Two University of Hawaiʻi at Mānoa College of Engineering researchers were awarded a three-year $487,106 National Science Foundation award to apply information theory to machine learning and big data.
Principal investigator Anders Host-Madsen and co-principal investigator June Zhang, both electrical engineering professors, hope to develop new methods for anomaly detection in graphs, such as those used in power grids and social networks such as Facebook. These could be applicable in medicine, such as the detection of onset seizures and in power grid failures.
“The grant will improve methods for data analysis in science and medicine in particular for data that can be represented as networks,” said Host-Madsen.
Host-Madsen and Zhang also hope their research will improve computer network security, such as detecting fraudulent transactions and intrusions. The project will expand the applicability of information theory in machine learning, allowing for better classification in learning applications.

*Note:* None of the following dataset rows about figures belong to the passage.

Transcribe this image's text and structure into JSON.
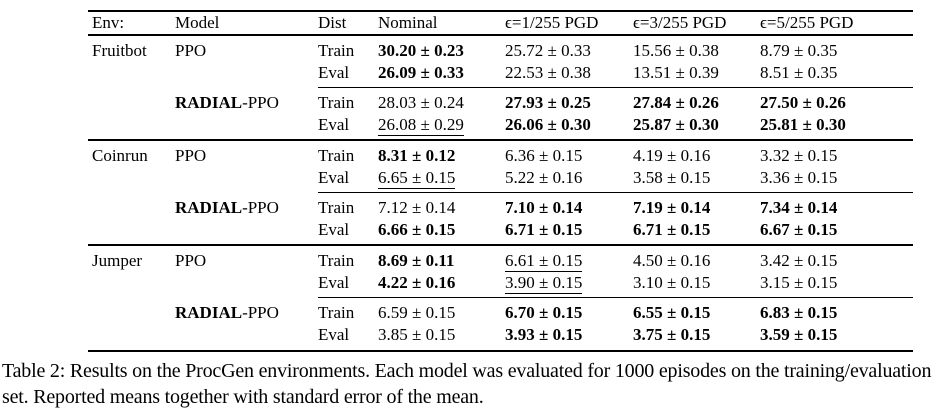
{
  "table": {
    "columns": [
      "Env:",
      "Model",
      "Dist",
      "Nominal",
      "ϵ=1/255 PGD",
      "ϵ=3/255 PGD",
      "ϵ=5/255 PGD"
    ],
    "sections": [
      {
        "env": "Fruitbot",
        "groups": [
          {
            "model_parts": [
              {
                "text": "PPO",
                "bold": false
              }
            ],
            "rows": [
              {
                "dist": "Train",
                "values": [
                  {
                    "text": "30.20 ± 0.23",
                    "bold": true
                  },
                  {
                    "text": "25.72 ± 0.33"
                  },
                  {
                    "text": "15.56 ± 0.38"
                  },
                  {
                    "text": "8.79 ± 0.35"
                  }
                ]
              },
              {
                "dist": "Eval",
                "values": [
                  {
                    "text": "26.09 ± 0.33",
                    "bold": true
                  },
                  {
                    "text": "22.53 ± 0.38"
                  },
                  {
                    "text": "13.51 ± 0.39"
                  },
                  {
                    "text": "8.51 ± 0.35"
                  }
                ]
              }
            ]
          },
          {
            "model_parts": [
              {
                "text": "RADIAL",
                "bold": true
              },
              {
                "text": "-PPO",
                "bold": false
              }
            ],
            "rows": [
              {
                "dist": "Train",
                "values": [
                  {
                    "text": "28.03 ± 0.24"
                  },
                  {
                    "text": "27.93 ± 0.25",
                    "bold": true
                  },
                  {
                    "text": "27.84 ± 0.26",
                    "bold": true
                  },
                  {
                    "text": "27.50 ± 0.26",
                    "bold": true
                  }
                ]
              },
              {
                "dist": "Eval",
                "values": [
                  {
                    "text": "26.08 ± 0.29",
                    "underline": true
                  },
                  {
                    "text": "26.06 ± 0.30",
                    "bold": true
                  },
                  {
                    "text": "25.87 ± 0.30",
                    "bold": true
                  },
                  {
                    "text": "25.81 ± 0.30",
                    "bold": true
                  }
                ]
              }
            ]
          }
        ]
      },
      {
        "env": "Coinrun",
        "groups": [
          {
            "model_parts": [
              {
                "text": "PPO",
                "bold": false
              }
            ],
            "rows": [
              {
                "dist": "Train",
                "values": [
                  {
                    "text": "8.31 ± 0.12",
                    "bold": true
                  },
                  {
                    "text": "6.36 ± 0.15"
                  },
                  {
                    "text": "4.19 ± 0.16"
                  },
                  {
                    "text": "3.32 ± 0.15"
                  }
                ]
              },
              {
                "dist": "Eval",
                "values": [
                  {
                    "text": "6.65 ± 0.15",
                    "underline": true
                  },
                  {
                    "text": "5.22 ± 0.16"
                  },
                  {
                    "text": "3.58 ± 0.15"
                  },
                  {
                    "text": "3.36 ± 0.15"
                  }
                ]
              }
            ]
          },
          {
            "model_parts": [
              {
                "text": "RADIAL",
                "bold": true
              },
              {
                "text": "-PPO",
                "bold": false
              }
            ],
            "rows": [
              {
                "dist": "Train",
                "values": [
                  {
                    "text": "7.12 ± 0.14"
                  },
                  {
                    "text": "7.10 ± 0.14",
                    "bold": true
                  },
                  {
                    "text": "7.19 ± 0.14",
                    "bold": true
                  },
                  {
                    "text": "7.34 ± 0.14",
                    "bold": true
                  }
                ]
              },
              {
                "dist": "Eval",
                "values": [
                  {
                    "text": "6.66 ± 0.15",
                    "bold": true
                  },
                  {
                    "text": "6.71 ± 0.15",
                    "bold": true
                  },
                  {
                    "text": "6.71 ± 0.15",
                    "bold": true
                  },
                  {
                    "text": "6.67 ± 0.15",
                    "bold": true
                  }
                ]
              }
            ]
          }
        ]
      },
      {
        "env": "Jumper",
        "groups": [
          {
            "model_parts": [
              {
                "text": "PPO",
                "bold": false
              }
            ],
            "rows": [
              {
                "dist": "Train",
                "values": [
                  {
                    "text": "8.69 ± 0.11",
                    "bold": true
                  },
                  {
                    "text": "6.61 ± 0.15",
                    "underline": true
                  },
                  {
                    "text": "4.50 ± 0.16"
                  },
                  {
                    "text": "3.42 ± 0.15"
                  }
                ]
              },
              {
                "dist": "Eval",
                "values": [
                  {
                    "text": "4.22 ± 0.16",
                    "bold": true
                  },
                  {
                    "text": "3.90 ± 0.15",
                    "underline": true
                  },
                  {
                    "text": "3.10 ± 0.15"
                  },
                  {
                    "text": "3.15 ± 0.15"
                  }
                ]
              }
            ]
          },
          {
            "model_parts": [
              {
                "text": "RADIAL",
                "bold": true
              },
              {
                "text": "-PPO",
                "bold": false
              }
            ],
            "rows": [
              {
                "dist": "Train",
                "values": [
                  {
                    "text": "6.59 ± 0.15"
                  },
                  {
                    "text": "6.70 ± 0.15",
                    "bold": true
                  },
                  {
                    "text": "6.55 ± 0.15",
                    "bold": true
                  },
                  {
                    "text": "6.83 ± 0.15",
                    "bold": true
                  }
                ]
              },
              {
                "dist": "Eval",
                "values": [
                  {
                    "text": "3.85 ± 0.15"
                  },
                  {
                    "text": "3.93 ± 0.15",
                    "bold": true
                  },
                  {
                    "text": "3.75 ± 0.15",
                    "bold": true
                  },
                  {
                    "text": "3.59 ± 0.15",
                    "bold": true
                  }
                ]
              }
            ]
          }
        ]
      }
    ]
  },
  "caption": "Table 2: Results on the ProcGen environments. Each model was evaluated for 1000 episodes on the training/evaluation set. Reported means together with standard error of the mean."
}
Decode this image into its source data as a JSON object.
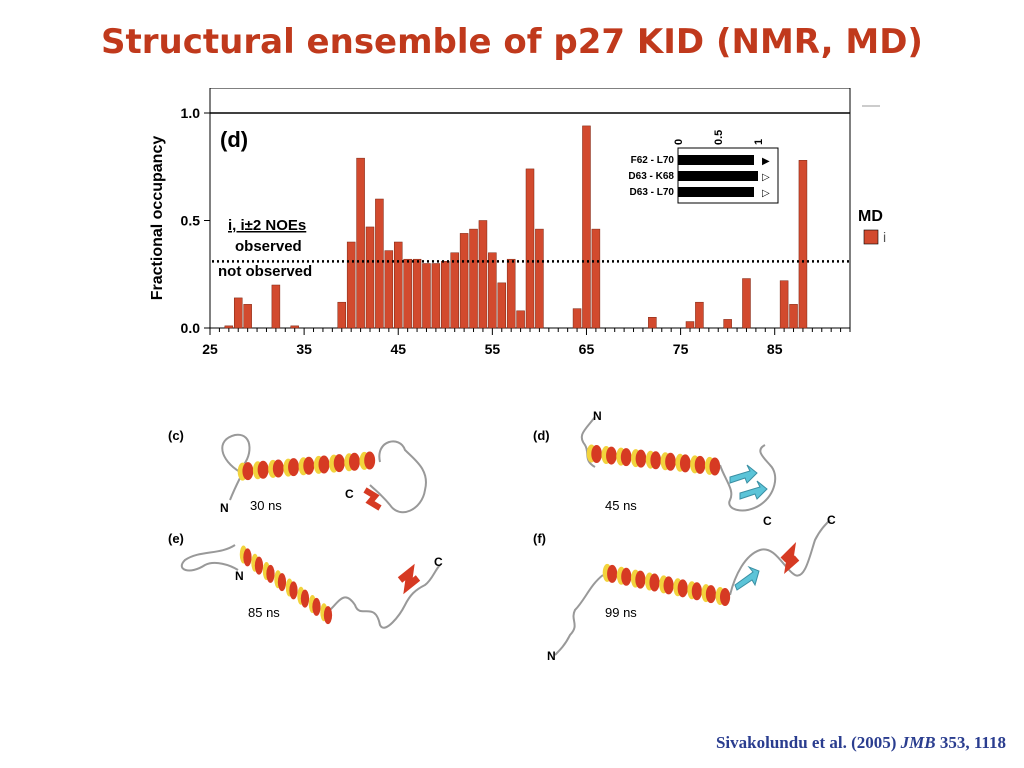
{
  "title": "Structural ensemble of p27 KID (NMR, MD)",
  "chart_data": {
    "type": "bar",
    "panel_label": "(d)",
    "ylabel": "Fractional occupancy",
    "xlabel": "",
    "xlim": [
      25,
      93
    ],
    "ylim": [
      0,
      1.0
    ],
    "yticks": [
      "0.0",
      "0.5",
      "1.0"
    ],
    "xticks": [
      "25",
      "35",
      "45",
      "55",
      "65",
      "75",
      "85"
    ],
    "threshold": 0.31,
    "annotation_title": "i, i±2 NOEs",
    "annotation_above": "observed",
    "annotation_below": "not observed",
    "legend_title": "MD",
    "legend_item": "i",
    "bar_color": "#d24a2e",
    "x": [
      27,
      28,
      29,
      32,
      34,
      39,
      40,
      41,
      42,
      43,
      44,
      45,
      46,
      47,
      48,
      49,
      50,
      51,
      52,
      53,
      54,
      55,
      56,
      57,
      58,
      59,
      60,
      64,
      65,
      66,
      72,
      76,
      77,
      80,
      82,
      86,
      87,
      88
    ],
    "values": [
      0.01,
      0.14,
      0.11,
      0.2,
      0.01,
      0.12,
      0.4,
      0.79,
      0.47,
      0.6,
      0.36,
      0.4,
      0.32,
      0.32,
      0.3,
      0.3,
      0.31,
      0.35,
      0.44,
      0.46,
      0.5,
      0.35,
      0.21,
      0.32,
      0.08,
      0.74,
      0.46,
      0.09,
      0.94,
      0.46,
      0.05,
      0.03,
      0.12,
      0.04,
      0.23,
      0.22,
      0.11,
      0.78
    ],
    "inset": {
      "tick_labels": [
        "0",
        "0.5",
        "1"
      ],
      "rows": [
        {
          "label": "F62 - L70",
          "value": 0.95,
          "marker": "▶"
        },
        {
          "label": "D63 - K68",
          "value": 1.0,
          "marker": "▷"
        },
        {
          "label": "D63 - L70",
          "value": 0.95,
          "marker": "▷"
        }
      ]
    }
  },
  "snapshots": [
    {
      "panel": "(c)",
      "time": "30 ns",
      "n": "N",
      "c": "C"
    },
    {
      "panel": "(d)",
      "time": "45 ns",
      "n": "N",
      "c": "C"
    },
    {
      "panel": "(e)",
      "time": "85 ns",
      "n": "N",
      "c": "C"
    },
    {
      "panel": "(f)",
      "time": "99 ns",
      "n": "N",
      "c": "C"
    }
  ],
  "citation": {
    "authors": "Sivakolundu et al. (2005)",
    "journal": "JMB",
    "ref": "353, 1118"
  }
}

Coding, in the information theoretic sense, is the transformation of data into short sequences of numbers (usually 0s and 1s) so that the data can be quickly transmitted from a source to a receiver or stored on a computer or server. The project also seeks to expand the type of data traditionally considered in coding by going from sequential data (such as music) to data on graphs. The project will make it easier to share and store scientific data by developing efficient coding methods based on graph coding and coding aided by machine learning.